If you have early success, do your best to ignore the praise and keep pushing yourself to the edges of your ability, where improvement happens. If you don’t have early success, don’t quit. Instead, treat your early efforts as experiments, not as verdicts. Remember, this is a marathon, not a sprint.

Part Two: Improving Skills: Find the Sweet Spot, Then Reach

People in the hotbeds have a different relationship with practicing.
No matter what skill you set out to learn, the pattern is always the same: See the whole thing. Break it down to its simplest elements. Put it back together. Repeat.

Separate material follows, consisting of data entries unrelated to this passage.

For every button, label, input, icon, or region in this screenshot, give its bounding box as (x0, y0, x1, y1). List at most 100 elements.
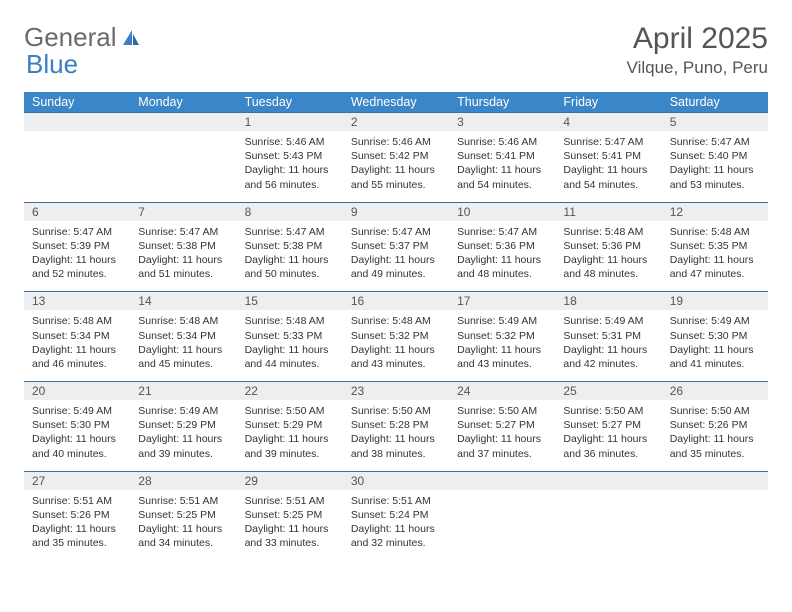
sunset-line: Sunset: 5:33 PM (245, 330, 323, 342)
sunset-line: Sunset: 5:28 PM (351, 419, 429, 431)
sunset-line: Sunset: 5:30 PM (32, 419, 110, 431)
sunset-line: Sunset: 5:29 PM (138, 419, 216, 431)
sunrise-line: Sunrise: 5:51 AM (32, 495, 112, 507)
day-number: 8 (237, 202, 343, 221)
sunset-line: Sunset: 5:37 PM (351, 240, 429, 252)
daylight-line: Daylight: 11 hours and 48 minutes. (457, 254, 541, 280)
day-detail: Sunrise: 5:50 AM Sunset: 5:27 PM Daylight:… (449, 400, 555, 471)
day-detail: Sunrise: 5:47 AMSunset: 5:39 PMDaylight:… (24, 221, 130, 292)
day-number: 18 (555, 292, 661, 311)
day-detail: Sunrise: 5:51 AMSunset: 5:25 PMDaylight:… (130, 490, 236, 561)
day-detail: Sunrise: 5:49 AMSunset: 5:29 PMDaylight:… (130, 400, 236, 471)
day-number: 30 (343, 471, 449, 490)
day-number: 13 (24, 292, 130, 311)
sunrise-line: Sunrise: 5:49 AM (32, 405, 112, 417)
day-detail: Sunrise: 5:47 AM Sunset: 5:37 PM Daylight:… (343, 221, 449, 292)
sunrise-line: Sunrise: 5:48 AM (351, 315, 431, 327)
day-detail: Sunrise: 5:49 AMSunset: 5:32 PMDaylight:… (449, 310, 555, 381)
sunset-line: Sunset: 5:24 PM (351, 509, 429, 521)
daylight-line: Daylight: 11 hours and 40 minutes. (32, 433, 116, 459)
daylight-line: Daylight: 11 hours and 52 minutes. (32, 254, 116, 280)
day-number: 6 (24, 202, 130, 221)
day-number: 29 (237, 471, 343, 490)
sunset-line: Sunset: 5:41 PM (563, 150, 641, 162)
month-title: April 2025 (627, 22, 768, 56)
daylight-line: Daylight: 11 hours and 47 minutes. (670, 254, 754, 280)
header: General April 2025 Vilque, Puno, Peru (24, 22, 768, 78)
sunrise-line: Sunrise: 5:47 AM (457, 226, 537, 238)
sunset-line: Sunset: 5:34 PM (32, 330, 110, 342)
daylight-line: Daylight: 11 hours and 39 minutes. (245, 433, 329, 459)
day-detail: Sunrise: 5:50 AMSunset: 5:29 PMDaylight:… (237, 400, 343, 471)
sunrise-line: Sunrise: 5:47 AM (670, 136, 750, 148)
day-number: 28 (130, 471, 236, 490)
sunrise-line: Sunrise: 5:51 AM (245, 495, 325, 507)
day-detail: Sunrise: 5:49 AMSunset: 5:30 PMDaylight:… (662, 310, 768, 381)
sunset-line: Sunset: 5:36 PM (457, 240, 535, 252)
empty-cell (24, 113, 130, 132)
sunrise-line: Sunrise: 5:50 AM (457, 405, 537, 417)
daylight-line: Daylight: 11 hours and 35 minutes. (32, 523, 116, 549)
day-detail: Sunrise: 5:50 AMSunset: 5:28 PMDaylight:… (343, 400, 449, 471)
sunrise-line: Sunrise: 5:47 AM (351, 226, 431, 238)
daylight-line: Daylight: 11 hours and 45 minutes. (138, 344, 222, 370)
daylight-line: Daylight: 11 hours and 32 minutes. (351, 523, 435, 549)
detail-row: Sunrise: 5:49 AM Sunset: 5:30 PM Daylight:… (24, 400, 768, 471)
day-number: 21 (130, 382, 236, 401)
daylight-line: Daylight: 11 hours and 42 minutes. (563, 344, 647, 370)
daylight-line: Daylight: 11 hours and 54 minutes. (563, 164, 647, 190)
day-detail: Sunrise: 5:47 AMSunset: 5:38 PMDaylight:… (130, 221, 236, 292)
day-number: 11 (555, 202, 661, 221)
sunrise-line: Sunrise: 5:48 AM (138, 315, 218, 327)
day-detail: Sunrise: 5:46 AMSunset: 5:42 PMDaylight:… (343, 131, 449, 202)
day-detail: Sunrise: 5:48 AMSunset: 5:36 PMDaylight:… (555, 221, 661, 292)
daylight-line: Daylight: 11 hours and 39 minutes. (138, 433, 222, 459)
empty-cell (130, 131, 236, 202)
daylight-line: Daylight: 11 hours and 48 minutes. (563, 254, 647, 280)
sunrise-line: Sunrise: 5:46 AM (457, 136, 537, 148)
day-number: 1 (237, 113, 343, 132)
sunrise-line: Sunrise: 5:49 AM (457, 315, 537, 327)
day-detail: Sunrise: 5:51 AM Sunset: 5:24 PM Daylight:… (343, 490, 449, 561)
daylight-line: Daylight: 11 hours and 41 minutes. (670, 344, 754, 370)
sunset-line: Sunset: 5:30 PM (670, 330, 748, 342)
sunset-line: Sunset: 5:41 PM (457, 150, 535, 162)
sunset-line: Sunset: 5:27 PM (563, 419, 641, 431)
daylight-line: Daylight: 11 hours and 49 minutes. (351, 254, 435, 280)
sunrise-line: Sunrise: 5:48 AM (670, 226, 750, 238)
daynum-row: 20212223242526 (24, 382, 768, 401)
daynum-row: 27282930 (24, 471, 768, 490)
daylight-line: Daylight: 11 hours and 34 minutes. (138, 523, 222, 549)
sunrise-line: Sunrise: 5:47 AM (563, 136, 643, 148)
day-number: 5 (662, 113, 768, 132)
sunset-line: Sunset: 5:27 PM (457, 419, 535, 431)
day-detail: Sunrise: 5:51 AMSunset: 5:26 PMDaylight:… (24, 490, 130, 561)
empty-cell (24, 131, 130, 202)
sunrise-line: Sunrise: 5:47 AM (138, 226, 218, 238)
sunrise-line: Sunrise: 5:51 AM (138, 495, 218, 507)
sunrise-line: Sunrise: 5:51 AM (351, 495, 431, 507)
sunset-line: Sunset: 5:34 PM (138, 330, 216, 342)
day-number: 17 (449, 292, 555, 311)
day-number: 20 (24, 382, 130, 401)
day-detail: Sunrise: 5:48 AMSunset: 5:32 PMDaylight:… (343, 310, 449, 381)
daylight-line: Daylight: 11 hours and 53 minutes. (670, 164, 754, 190)
day-number: 15 (237, 292, 343, 311)
daylight-line: Daylight: 11 hours and 50 minutes. (245, 254, 329, 280)
sunrise-line: Sunrise: 5:48 AM (563, 226, 643, 238)
logo-text-blue: Blue (26, 49, 78, 80)
day-number: 2 (343, 113, 449, 132)
sunrise-line: Sunrise: 5:49 AM (563, 315, 643, 327)
daylight-line: Daylight: 11 hours and 37 minutes. (457, 433, 541, 459)
location: Vilque, Puno, Peru (627, 58, 768, 78)
calendar-table: Sunday Monday Tuesday Wednesday Thursday… (24, 92, 768, 560)
detail-row: Sunrise: 5:48 AM Sunset: 5:34 PM Daylight:… (24, 310, 768, 381)
sunset-line: Sunset: 5:38 PM (245, 240, 323, 252)
day-number: 16 (343, 292, 449, 311)
day-number: 10 (449, 202, 555, 221)
day-number: 25 (555, 382, 661, 401)
sunset-line: Sunset: 5:43 PM (245, 150, 323, 162)
day-number: 19 (662, 292, 768, 311)
sunrise-line: Sunrise: 5:50 AM (563, 405, 643, 417)
daylight-line: Daylight: 11 hours and 43 minutes. (351, 344, 435, 370)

One useful method is to set a daily SAP: smallest achievable perfection. In this technique, you pick a single chunk that you can perfect— not just improve, not just “work on,” but get 100 percent consistently correct. For example, a tennis player might choose the service toss; a salesperson might choose the twenty- second pitch he’ll make to an important client. The point is to take the time to aim at a small, defined target, and then put all your effort toward hitting it.

“Don’t look for the big, quick improvement. Seek the small improvement one day at a time. That’s the only way it happens— and when it happens, it lasts.”

The struggle and frustration you feel at the edges of your abilities— that uncomfortable burn of “almost, almost”— is the sensation of constructing new neural connections, a phenomenon that the UCLA psychologist Robert Bjork calls “desirable difficulty.” Your brain works just like your muscles: no pain, no gain.

The world- class performers spent five times as many hours practicing alone.

Develop the habit of attending to your errors right away. Don’t wince, don’t close your eyes; look straight at them and see what really happened, and ask yourself what you can do next to improve. Take mistakes seriously, but never personally.

Always focus on the positive move, not the negative one.

“For example, in mastering a difficult piece of music on the guitar, I practice, then I do something else for ten minutes, then I practice again [and so on].”

R: Reaching and Repeating E: Engagement P: Purposefulness S: Strong, Speedy Feedback.

Part Three: Sustaining Progress: Embrace Repetition, Cultivate Grit, and Keep Big Goals Secret

Embracing repetition means changing your mindset; instead of viewing it as a chore, view it as your most powerful tool.

The solution is to ignore the bad habit and put your energy toward building a new habit that will override the old one.

Grit is that mix of passion, perseverance, and self- discipline that keeps us moving forward in spite of obstacles.

Grit isn’t inborn. It’s developed, like a muscle, and that development starts with awareness.